Ini mengingatkan kita pada "nan lucu bisa jadi pelajaran, nan nampak kecil bisa jadi tuah". Masyarakat Minang terbiasa menyisipkan makna dalam kelakar.
Kawasan Sakral: Aia Tabik, Titian Aka, dan Payau Nan Kumbuah
Ketiga tempat ini bukan sekadar titik geografis—mereka adalah bentang spiritual, pusat-pusat awal tapak kaki sejarah Payakumbuh. Aia Tabik, dengan mata airnya yang jernih dan disakralkan, masih dikenal hingga kini sebagai tempat bermandi adat. Titian Aka, menegaskan pentingnya jembatan komunikasi antarpemukim.Sementara Kumbuah Nan Payau mengandung kesan misterius dan kuat dalam ingatan masyarakat setempat.
Kini, kawasan-kawasan itu telah bersalin rupa, namun jejaknya masih nyata dalam ingatan kolektif masyarakat. Anak-anak masih diberi tahu agar "jangan mancaliak baraja karambia" saat bermain di dekat Aia Tabik, pertanda bahwa warisan tetap hidup dalam bentuk tutur.
Relevansi di Masa Kini: Dari Sejarah ke Jati Diri
Apa pentingnya membicarakan Tigo Niniak hari ini, saat Payakumbuh sudah menjadi kota kuliner, dan generasi mudanya lebih mengenal TikTok daripada Titian Aka?Jawabannya sederhana: Identitas.
Di tengah derasnya arus zaman, mengenali asal-usul adalah upaya menambatkan akar. Seperti pepatah: "Pohon nan kuat, akarnyo dalam, buahnyo manis." Anak Payakumbuh yang mengenali kisah Jano Katik atau Barabih Nasi akan merasa memiliki tanah tempat mereka berpijak. Ini bukan sekadar cerita, tapi fondasi kebudayaan.

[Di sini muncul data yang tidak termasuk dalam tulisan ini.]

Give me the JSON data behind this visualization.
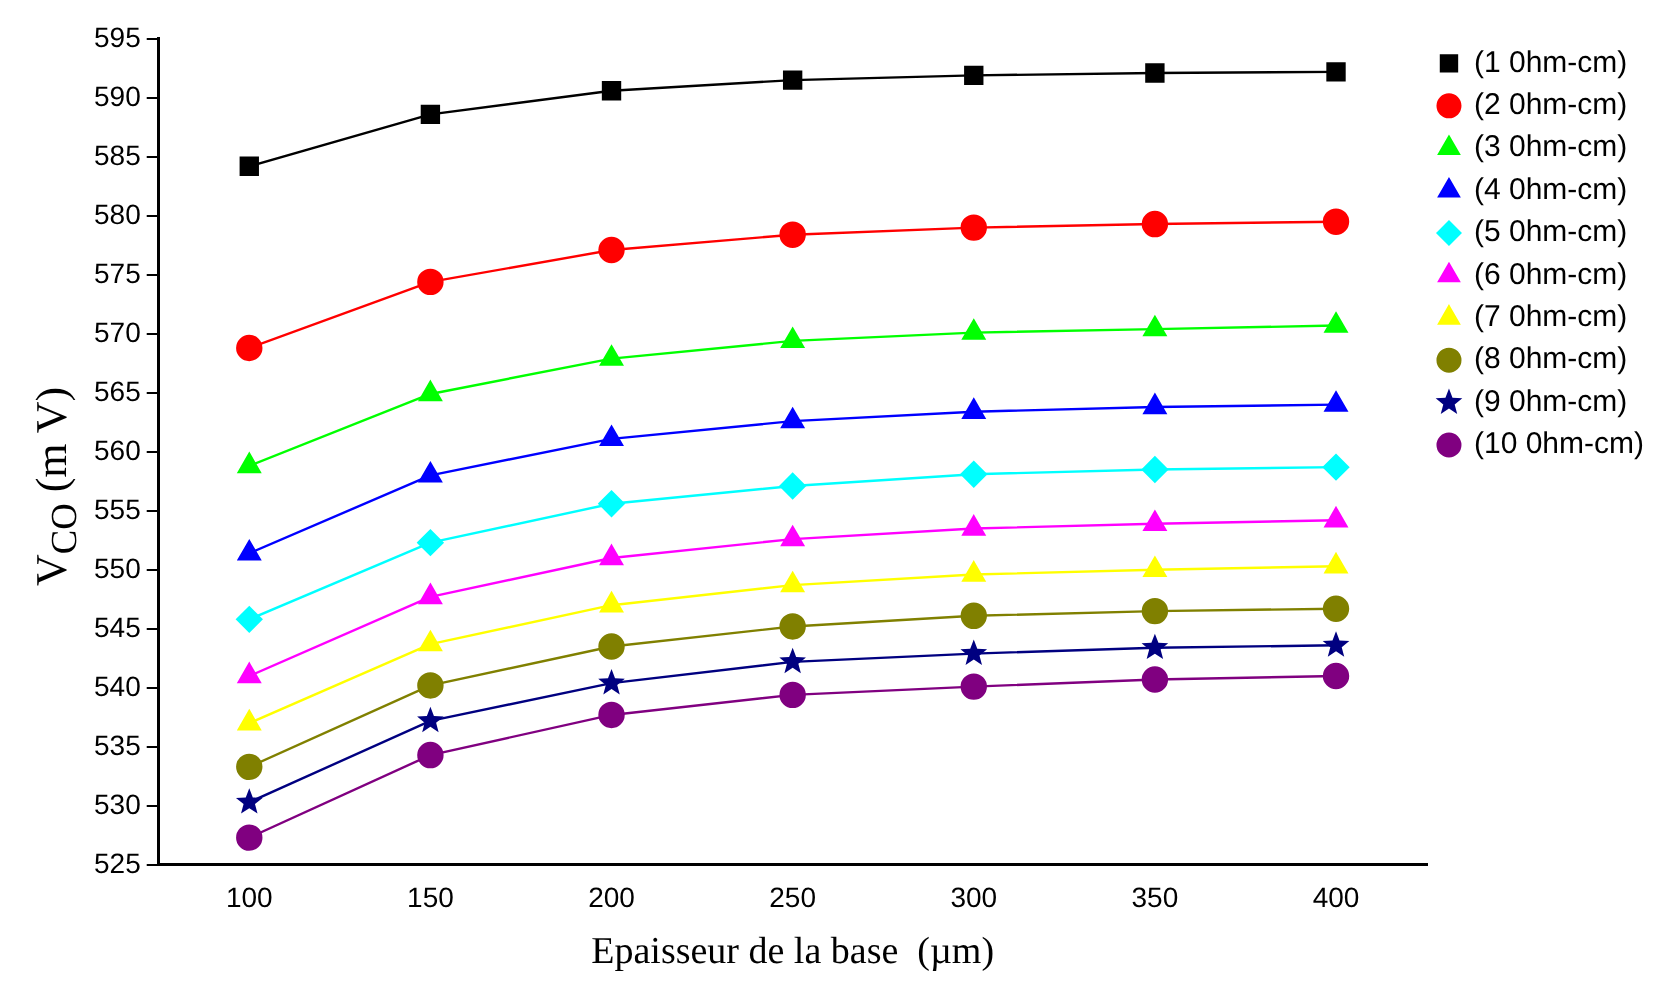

Maka, kisah tiga penghuni pertama Payakumbuh bukan sekadar legenda, tetapi pelajaran bahwa kita semua adalah hasil dari jejak orang-orang yang dulu berani memijak tanah kosong dan menyebutnya rumah.
Filosofi Hidup Minang: Bertuah dalam Humor, Bijak dalam Petatah
Di Minangkabau, cerita leluhur tak pernah garing. Selalu ada jenaka di balik bijak. Bahkan ketika membahas soal asal muasal, masyarakat adat tetap menyisipkan satir dan seloroh yang menggigit. "Kalau Barabih Nasi, kok namonyo barabih mulu makan?" – celetukan semacam ini justru membuat kisah lebih hidup, lebih membumi.Namun, di sanalah letak keunikan budaya Minangkabau: mengemas kearifan dalam kelakar, dan menyampaikan nilai dalam narasi yang tak menggurui.
Menjaga Api di Bara Sejarah
Menelusuri kisah Tigo Niniak di Payakumbuh bukan untuk menghidupkan masa lalu yang telah jadi abu, tapi untuk menjaga apinya tetap menyala. Kisah ini bukan tentang siapa yang paling benar dalam menyebut nama, tapi bagaimana sejarah itu tetap hidup, menyentil kesadaran kita akan pentingnya asal-usul dan jati diri. Makin tahu Indonesia."Nan lamak indak harus baru, nan baru indak semua barubah. Jo carito niniak, kito manapak jalan baru."